The screening, which is sold out, is being held as part of Pittsburgh’s Homecoming Weekend, and in celebration of the city’s 250th birthday. Proceeds from the screening will benefit the Youth and Media Initiative of the nonprofit Steeltown Entertainment Project in conjunction with the Holy Family Institute.
Following the showing of the film, guests will join the movie’s cast, including Franco Harris, Paul O’Neill, Dr. Thomas Starzl, Joanne Rogers and Mister Rogers’ Neighborhood’s “Mr. McFeely” in singing the city’s unofficial theme song, “Won’t You Be My Neighbor?”
It is apt that this film should be shown in Pittsburgh during Homecoming weekend, explained Kurlander, as not only was it inspired by his own private homecoming, but it is also a depiction of other expatriate Pittsburghers’ attachment to their hometown, as well as the city’s own “comeback” following the collapse of the steel industry.
“Pittsburgh lost half its population in the 1970s and early 1980s,” said Kurlander. “But a large population longs to come home. The reason we’re doing it [holding the screening] the day after Thanksgiving is because it’s a comeback story.”
Kurlander left Pittsburgh to move to Los Angeles, where he became a successful writer on such projects as the movie “St. Elmo’s Fire,” and the television show “Saved by the Bell.” He was living with his wife and young daughter above the Sunset Strip, absorbed in a Hollywood lifestyle, when he got an offer to teach for a year at the University of Pittsburgh.
“We moved back for what we thought would be a one year sabbatical,” Kurlander said. “But then my wife bought a house in Squirrel Hill when I wasn’t looking.”
“I’m now acting out a fantasy of a lot of people: to come home and stay.”
The Kurlanders moved to a house on Negley Avenue, literally in Mr. Rogers’ neighborhood.
In February 2003, Kurlander appeared on the Oprah Winfrey Show to talk about his choice to give up Hollywood and move back to Pittsburgh. Fred Rogers passed away the next day.
About the same time, the city of Pittsburgh went bankrupt.
Kurlander decided to mobilize Pittsburgh’s neighbors, both near and far, in an effort to help their hometown.
“I realized that half of Hollywood was from Squirrel Hill,” Kurlander said, and summoned his colleagues back home.
“I said, ‘Mr. Rogers’ city is empty,’” recalled Kurlander. “I got everyone to fly back on their own dime to help create programming through the newly formed Steeltown Entertainment Project.”
The result was a summit including such famous native Pittsburghers as producer/
executive Bernie Goldmann (“The Matrix”), director George Romero (“Dawn of the Dead”), director Rob Marshall (“Chicago”) and screenwriter Peter Ackerman (“Ice Age”).
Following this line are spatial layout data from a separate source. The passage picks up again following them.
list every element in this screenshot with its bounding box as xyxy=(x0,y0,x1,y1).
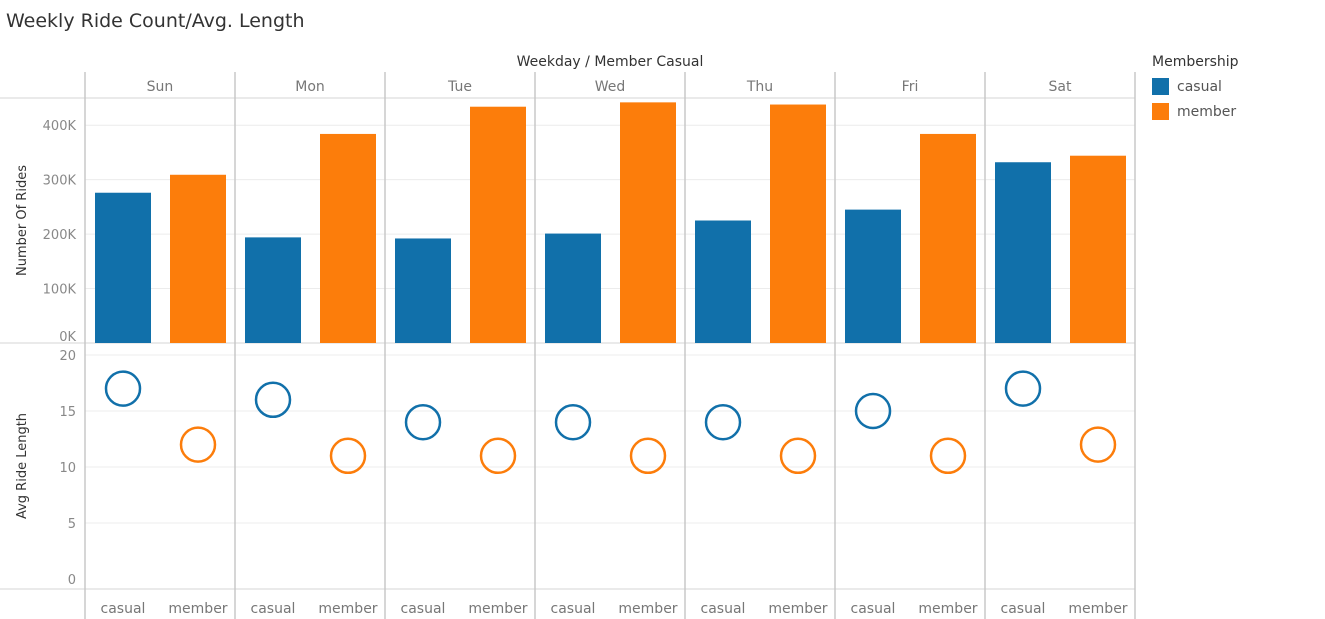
scatter-y-axis-title: Avg Ride Length xyxy=(15,413,30,519)
legend-item-member[interactable]: member xyxy=(1152,99,1239,124)
weekday-header-sat: Sat xyxy=(1049,79,1072,95)
x-tick-label-sun-member: member xyxy=(168,601,227,617)
legend: Membership casual member xyxy=(1152,54,1239,124)
x-tick-label-wed-casual: casual xyxy=(551,601,596,617)
x-tick-label-thu-casual: casual xyxy=(701,601,746,617)
legend-swatch-casual xyxy=(1152,78,1169,95)
x-tick-label-wed-member: member xyxy=(618,601,677,617)
x-tick-label-sat-casual: casual xyxy=(1001,601,1046,617)
legend-label-member: member xyxy=(1177,103,1237,120)
weekday-header-wed: Wed xyxy=(595,79,626,95)
point-mon-casual xyxy=(254,381,292,419)
weekday-header-tue: Tue xyxy=(447,79,472,95)
chart-title: Weekly Ride Count/Avg. Length xyxy=(6,10,305,32)
scatter-y-tick-label: 10 xyxy=(59,461,76,476)
column-header-title: Weekday / Member Casual xyxy=(517,54,704,70)
weekday-header-thu: Thu xyxy=(746,79,773,95)
weekday-header-sun: Sun xyxy=(147,79,174,95)
x-tick-label-sat-member: member xyxy=(1068,601,1127,617)
bar-y-tick-label: 0K xyxy=(59,330,76,345)
bar-sun-member xyxy=(170,174,226,343)
bar-tue-member xyxy=(470,106,526,343)
weekday-header-fri: Fri xyxy=(902,79,919,95)
bar-y-tick-label: 200K xyxy=(43,228,77,243)
point-tue-casual xyxy=(404,403,442,441)
x-tick-label-sun-casual: casual xyxy=(101,601,146,617)
point-wed-member xyxy=(629,437,667,475)
bar-sun-casual xyxy=(95,192,151,343)
point-wed-casual xyxy=(554,403,592,441)
bar-mon-casual xyxy=(245,237,301,343)
bar-wed-casual xyxy=(545,233,601,343)
point-thu-member xyxy=(779,437,817,475)
legend-swatch-member xyxy=(1152,103,1169,120)
x-tick-label-fri-casual: casual xyxy=(851,601,896,617)
point-fri-casual xyxy=(854,392,892,430)
bar-sat-casual xyxy=(995,162,1051,343)
bar-y-axis-title: Number Of Rides xyxy=(15,165,30,276)
point-tue-member xyxy=(479,437,517,475)
x-tick-label-mon-casual: casual xyxy=(251,601,296,617)
bar-wed-member xyxy=(620,102,676,343)
bar-y-tick-label: 400K xyxy=(43,119,77,134)
point-sun-casual xyxy=(104,370,142,407)
point-fri-member xyxy=(929,437,967,475)
chart-svg: 0K 100K 200K 300K 400K 0 5 10 15 20 Weekday / Memb… xyxy=(0,54,1136,619)
bar-thu-casual xyxy=(695,220,751,343)
x-tick-label-mon-member: member xyxy=(318,601,377,617)
x-tick-label-fri-member: member xyxy=(918,601,977,617)
x-tick-label-tue-casual: casual xyxy=(401,601,446,617)
legend-title: Membership xyxy=(1152,54,1239,70)
scatter-y-tick-label: 20 xyxy=(59,349,76,364)
point-sun-member xyxy=(179,426,217,463)
bar-fri-member xyxy=(920,133,976,343)
bar-y-tick-label: 300K xyxy=(43,174,77,189)
x-tick-label-thu-member: member xyxy=(768,601,827,617)
point-sat-casual xyxy=(1004,370,1042,407)
legend-item-casual[interactable]: casual xyxy=(1152,74,1239,99)
bar-tue-casual xyxy=(395,238,451,343)
x-tick-label-tue-member: member xyxy=(468,601,527,617)
bar-mon-member xyxy=(320,133,376,343)
bar-y-tick-label: 100K xyxy=(43,283,77,298)
point-mon-member xyxy=(329,437,367,475)
point-sat-member xyxy=(1079,426,1117,463)
bar-fri-casual xyxy=(845,209,901,343)
scatter-y-tick-label: 5 xyxy=(68,517,76,532)
bar-thu-member xyxy=(770,104,826,344)
scatter-y-tick-label: 0 xyxy=(68,573,76,588)
scatter-y-tick-label: 15 xyxy=(59,405,76,420)
legend-label-casual: casual xyxy=(1177,78,1222,95)
bar-sat-member xyxy=(1070,155,1126,343)
point-thu-casual xyxy=(704,403,742,441)
weekday-header-mon: Mon xyxy=(295,79,325,95)
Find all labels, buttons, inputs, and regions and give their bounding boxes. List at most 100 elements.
The outcome of the summit was a short film called “Pittsburgh: Hollywood’s Best Kept Secret,” featuring those Pittsburghers who were now movers and shakers in Hollywood.
“The bottom line,” said Kurlander, “is that nothing really happened after that. Our nonprofit was not funded at the time. I realized I had to make a bigger movie.”
So, with help from his dermatologist, who provided the necessary funding, Kurlander set out to make “My Tale of Two Cities.”
The film premiered earlier this year at the Sonoma Film Festival in California, and Kurlander was surprised to see that about half the audience was from Pittsburgh.
“I wondered ‘why are so many people attached to this city?’” Kurlander said. “They had come from wherever they were to see this film.”
He discovered there was something very special about Pittsburghers and their ties to their city.
Kurlander noted that when he began shooting his film, Pittsburgh was bankrupt. But through the dedication and hard work of the city’s “neighbors,” things have turned around.
Kurlander recalled what he was once told by the late Mayor Bob O’Connor.
“He told me, ‘we have to change the way we feel about the city. If we believe in ourselves and work together, we can do anything.’”
“There is a certain self-deprecating wonderful thing about the city. We don’t give ourselves enough credit,” Kurlander said.
Kurlander said that he felt “guilty” about having the red carpet screening of his film on Shabbat, but added that anyone was invited to arrange a screening in his or her own neighborhood.
“We’re letting the neighbors determine where the movie goes,” he said.